Le portrait de Giulio Rigoni : « Nous n’avons rien pu faire contre la violence des éléments »

« Les changements climatiques ont également une influence sur l’intensité et la fréquence des fortes précipitations », affirme l’Office fédéral de l’environnement dans son dernier rapport sur le climat (source). Fin août 2020, Giulio Rigoni et sa famille en ont fait l’expérience concrète avec l’inondation de leur lotissement à Cugnasco lors d’une violente intempérie.

Samedi matin. Giulio et sa femme Chiara prennent tranquillement leur petit déjeuner avec leurs deux enfants, Viola et Jacopo. « Il avait abondamment plu pendant plusieurs heures, nous avons donc décidé de rester à la maison. » Il se souvient du coup de sonnette à sa porte et d’un voisin très agité qui lui disait « Le garage se remplit d’eau ! ». De fait, le garage est déjà sous un bon mètre d’eau. « Il était devenu impossible de déplacer la voiture. Nous avons bien tenté de sauver de petits objets stockés dans notre garage, mais nous avons ensuite réalisé qu’il s’agissait en priorité de nous mettre à l’abri et en sécurité. » Giulio rentre chez lui en courant, demande à ses enfants d’aller à l’étage et de ne plus en bouger.

Tandis que le niveau de l’eau au garage monte toujours, la route cantonale au-dessus du lotissement ressemble de plus en plus à une rivière en crue. La pluie charrie tellement de boue vers les égouts qu’ils se bouchent et ne peuvent plus absorber l’eau. « Nous avions sous-estimé la puissance de l’eau », explique Giulio, qui est architecte. « Bien que j’aie à prévenir les crues dans mon travail, je ne m’attendais pas à vivre une inondation pareille.

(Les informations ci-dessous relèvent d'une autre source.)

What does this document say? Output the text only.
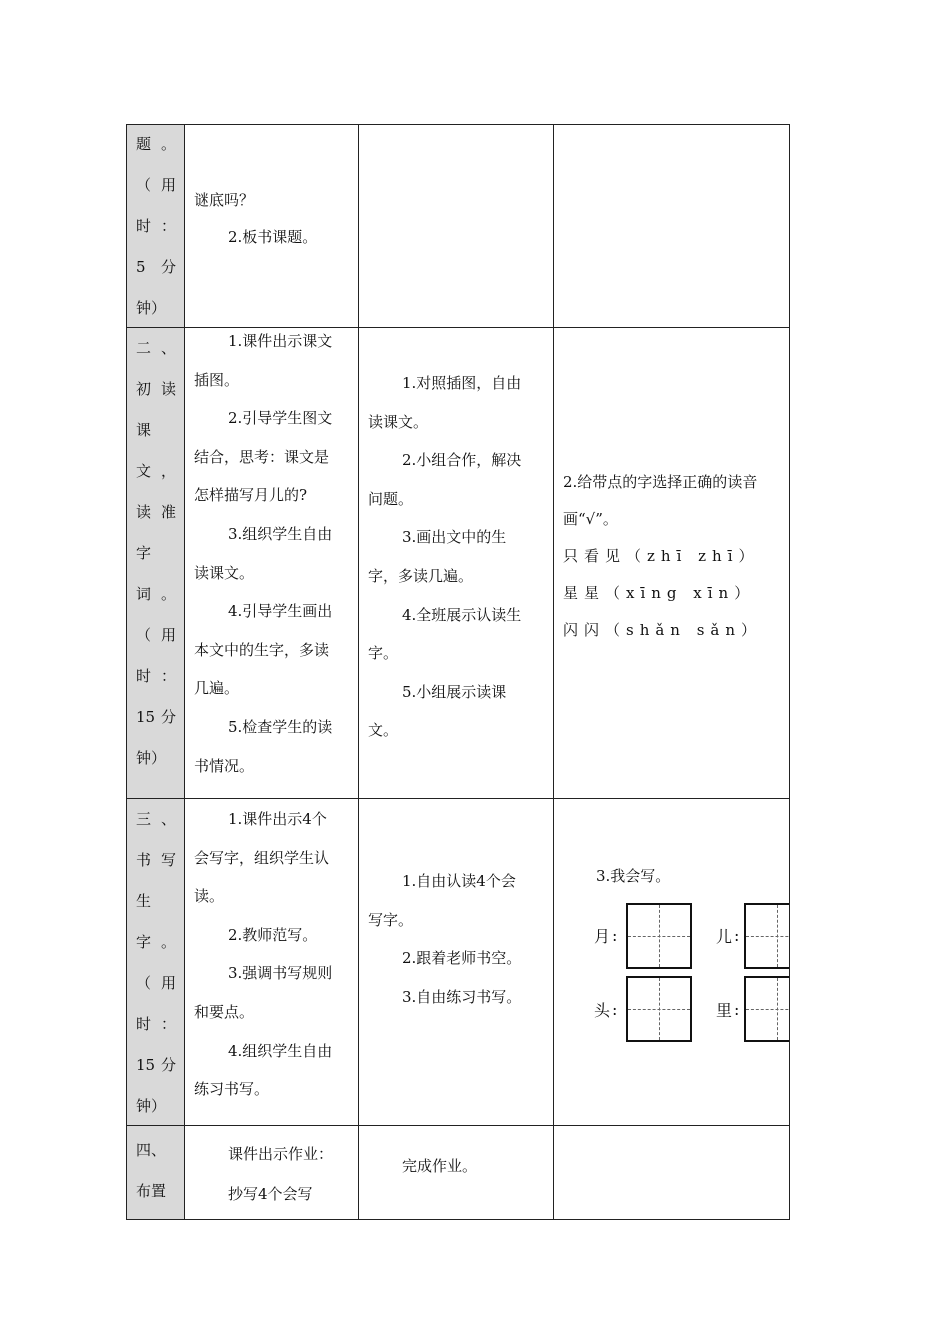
题 。
（ 用
时 ：
5 分
钟）
二 、
初 读
课
文 ，
读 准
字
词 。
（ 用
时 ：
15 分
钟）
三 、
书 写
生
字 。
（ 用
时 ：
15 分
钟）
四、
布置

谜底吗？

2.板书课题。

1.课件出示课文

插图。

2.引导学生图文

结合，思考：课文是

怎样描写月儿的?

3.组织学生自由

读课文。

4.引导学生画出

本文中的生字，多读

几遍。

5.检查学生的读

书情况。

1.对照插图，自由

读课文。

2.小组合作，解决

问题。

3.画出文中的生

字，多读几遍。

4.全班展示认读生

字。

5.小组展示读课

文。

2.给带点的字选择正确的读音

画“√”。

只看见（zhī zhī）

星星（xīng xīn）

闪闪（shǎn sǎn）

1.课件出示4个

会写字，组织学生认

读。

2.教师范写。

3.强调书写规则

和要点。

4.组织学生自由

练习书写。

1.自由认读4个会

写字。

2.跟着老师书空。

3.自由练习书写。

3.我会写。

月 :	儿 :
头 :	里 :

课件出示作业：

抄写4个会写

完成作业。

Les sacs de sable empilés et les planches de bois n’ont aucune chance d’arrêter l’eau. D’autres familles sans garage sous leur maison voient l’eau monter directement dans leur salon. « C’était vraiment dangereux. Il n’y avait rien à faire contre la violence des éléments », dit Giulio. 

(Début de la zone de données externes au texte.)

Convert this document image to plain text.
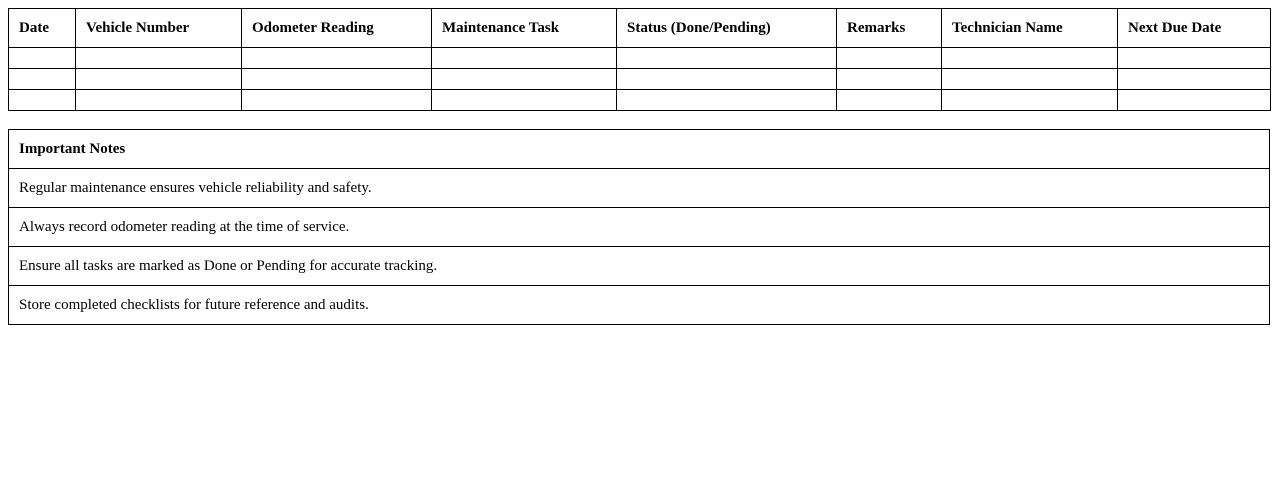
Date	Vehicle Number	Odometer Reading	Maintenance Task	Status (Done/Pending)	Remarks	Technician Name	Next Due Date

Important Notes
Regular maintenance ensures vehicle reliability and safety.
Always record odometer reading at the time of service.
Ensure all tasks are marked as Done or Pending for accurate tracking.
Store completed checklists for future reference and audits.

En raison du changement climatique, la fréquence des fortes précipitations est aujourd’hui 30% plus élevée qu’au début du XXe siècle (source). La gestion des crues doit s’adapter à ces nouvelles réalités. Un certain nombre de projets ont été lancés dans de nombreux cantons pour relever les défis qu’elles représentent, comme par exemple le recours à des conseillères ou conseillers dans les dangers naturels (source), à des cartes de risques, à des ajustements structurels ou à des systèmes d’alerte. Diverses plateformes offrent des outils permettant aux propriétaires d’immobilier d’identifier les risques et d’y répondre de manière adéquate (source). La pluie provoque également des glissements ou des affaissements de terrain : des masses de terre peuvent glisser le long d’une pente même si celle-ci est faible et avec relativement peu d’eau. Les glissements de terrain provoquent des fissures, des affaissements ou des inclinaisons de la structure d’un bâtiment, voire son effondrement total. 

Giulio, architecte et père de famille, connaît les normes de construction relatives à la protection contre les inondations. « Il est évident que cette question est toujours plus présente. On ne peut plus concevoir un bâtiment aujourd’hui sans faire une analyse des risques », déclare-t-il. En Suisse, les dégâts dus aux intempéries se comptent en millions de francs. En 2018, ils s’élevaient à 200 millions de francs suisses, et en 2019, à 85 millions, dus pour la plupart à des inondations et à des coulées de boue (4). Mais outre les pertes matérielles, d’autres pertes peuvent s’avérer dramatiques pour les victimes d’un tel événement. « Ce qui nous a fait le plus mal, c’est la destruction de nombreux objets ayant une grande valeur sentimentale », regrette Giulio, qui avait aménagé une petite bibliothèque au sous-sol de sa maison. « Un livre que mon défunt père m’a donné et dédicacé en 1975 a été détruit par l’inondation. Cela m’affecte beaucoup. » 

Et qui donc va prendre les dégâts en charge financièrement ? Giulio suppose que la compagnie d’assurance ne couvrira pas la totalité des dommages, mais en transférera une partie aux autorités au motif qu’elles n’avaient pas pris les mesures de protection nécessaires. Pour de nombreuses communes suisses, la mise en place constante de nouvelles mesures de protection contre les dangers naturels représente une responsabilité et un défi majeur qui implique parfois des dépenses élevées, financées par les impôts. C’est par conséquent nous qui, en définitive, supportons tous ces coûts. Et c’est à nous qu’il revient de tracer les grandes lignes d’une politique climatique efficace et de contribuer ainsi à ralentir le réchauffement de la planète. La loi sur le CO2 (siehe Kasten, übernehme ich von anderem Text) sur laquelle nous voterons probablement en juin 2021, en représentera pour la Suisse un jalon important.